Rádio Difusora

(45) 3284-8080
03/06/2019 14:52 | Autor: Editor

Senador quer derrubar novas regras sobre armas de fogo editadas por Bolsonaro

Senador Marcos do Val defendeu seis propostas que argumentam ilegalidade e inconstitucionalidade na iniciativa do presidente.

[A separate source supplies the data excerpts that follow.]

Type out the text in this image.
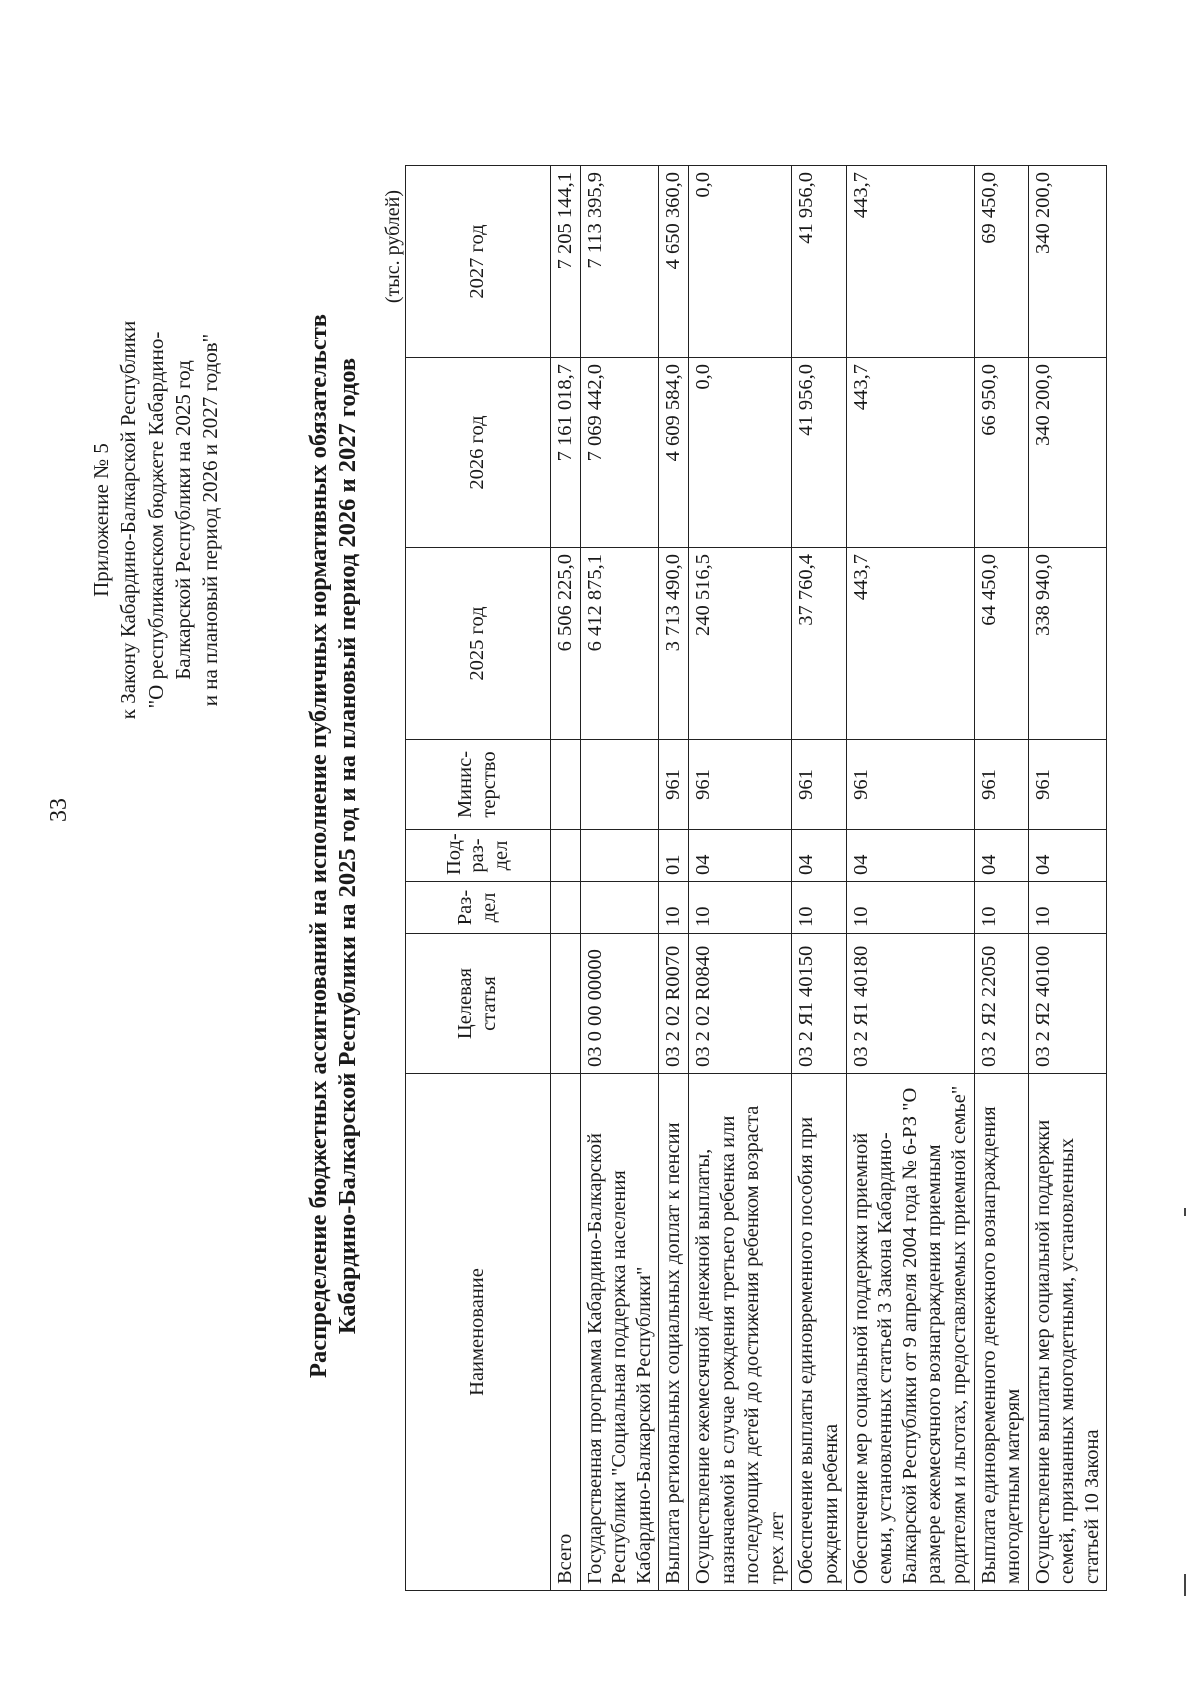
33
Приложение № 5 к Закону Кабардино-Балкарской Республики "О республиканском бюджете Кабардино- Балкарской Республики на 2025 год и на плановый период 2026 и 2027 годов"	Распределение бюджетных ассигнований на исполнение публичных нормативных обязательств Кабардино-Балкарской Республики на 2025 год и на плановый период 2026 и 2027 годов
(тыс. рублей)
Наименование	Целевая статья	Раз- дел	Под- раз- дел	Минис- терство	2025 год	2026 год	2027 год
Всего					6 506 225,0	7 161 018,7	7 205 144,1
Государственная программа Кабардино-Балкарской Республики "Социальная поддержка населения Кабардино-Балкарской Республики"	03 0 00 00000				6 412 875,1	7 069 442,0	7 113 395,9
Выплата региональных социальных доплат к пенсии	03 2 02 R0070	10	01	961	3 713 490,0	4 609 584,0	4 650 360,0
Осуществление ежемесячной денежной выплаты, назначаемой в случае рождения третьего ребенка или последующих детей до достижения ребенком возраста трех лет	03 2 02 R0840	10	04	961	240 516,5	0,0	0,0
Обеспечение выплаты единовременного пособия при рождении ребенка	03 2 Я1 40150	10	04	961	37 760,4	41 956,0	41 956,0
Обеспечение мер социальной поддержки приемной семьи, установленных статьей 3 Закона Кабардино-Балкарской Республики от 9 апреля 2004 года № 6-РЗ "О размере ежемесячного вознаграждения приемным родителям и льготах, предоставляемых приемной семье"	03 2 Я1 40180	10	04	961	443,7	443,7	443,7
Выплата единовременного денежного вознаграждения многодетным матерям	03 2 Я2 22050	10	04	961	64 450,0	66 950,0	69 450,0
Осуществление выплаты мер социальной поддержки семей, признанных многодетными, установленных статьей 10 Закона	03 2 Я2 40100	10	04	961	338 940,0	340 200,0	340 200,0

A Comissão de Constituição e Justiça do Senado deve discutir na próxima quarta-feira, o relatório do senador Marcos do Val sobre os projetos de decreto legislativo que pretendem derrubar as novas regras sobre armas de fogo editadas pelo presidente Jair Bolsonaro.
No documento, lido na CCJ na semana passada, o relator defendeu que as seis propostas que argumentam ilegalidade e inconstitucionalidade de iniciativa do Executivo sejam rejeitadas.
Segundo ele, a definição objetiva dos critérios para a aquisição e posse de arma de fogo e a especificação dos indivíduos de efetiva necessidade para o porte “concretizam uma política de segurança pública definida pelo Poder Executivo federal, que buscou atender de modo eficaz as necessidades urgentes da sociedade, dentro das balizas previstas em lei”.
Sobre o porte de armas, Marcos do Val afirma que embora o Estatuto do Desarmamento (Lei 10.826, de 2003) proíba o porte como regra, a norma permite para integrantes das Forças Armadas, agentes que atuam em órgãos de segurança pública, além de integrantes de determinadas carreiras e para atiradores desportivos.
Na avaliação do senador, a lei sempre permitiu o porte de arma de fogo ao cidadão comum, desde que apresente a sua efetiva necessidade e comprove os requisitos de idoneidade, ocupação lícita e residência certa, bem como capacidade técnica e aptidão psicológica.
Ainda em favor dos decretos em vigor, o relator afirma no voto que a “maioria do povo brasileiro” é a favor da liberdade para se adquirir armas, o que não significa, segundo ele, que muitos queiram possuí-las em casa.
Marcos do Val disse que, no referendo realizado no ano de 2005, 63% dos brasileiros votaram a favor do comércio de armas.
Apoiados por uma nota técnica da Consultoria Legislativa da Casa, elaborada em resposta à consulta dos senadores Fabiano Contarato e Randolfe Rodrigues, senadores que pretendem derrubar os decretos afirmam que mesmo o novo decreto das armas editado pelo presidente Jair Bolsonaro mantém inconstitucionalidades apontadas na primeira versão.
Eles defendem que, ao flexibilizar as regras de porte e aquisição de armas e munições, o presidente exorbitou o poder regulamentar do Poder Executivo, criando direitos.
Senadores contrários à medida sustentam ainda que o Estatuto do Desarmamento é uma lei federal restritiva, e o novo decreto amplia a posse e o porte de armas.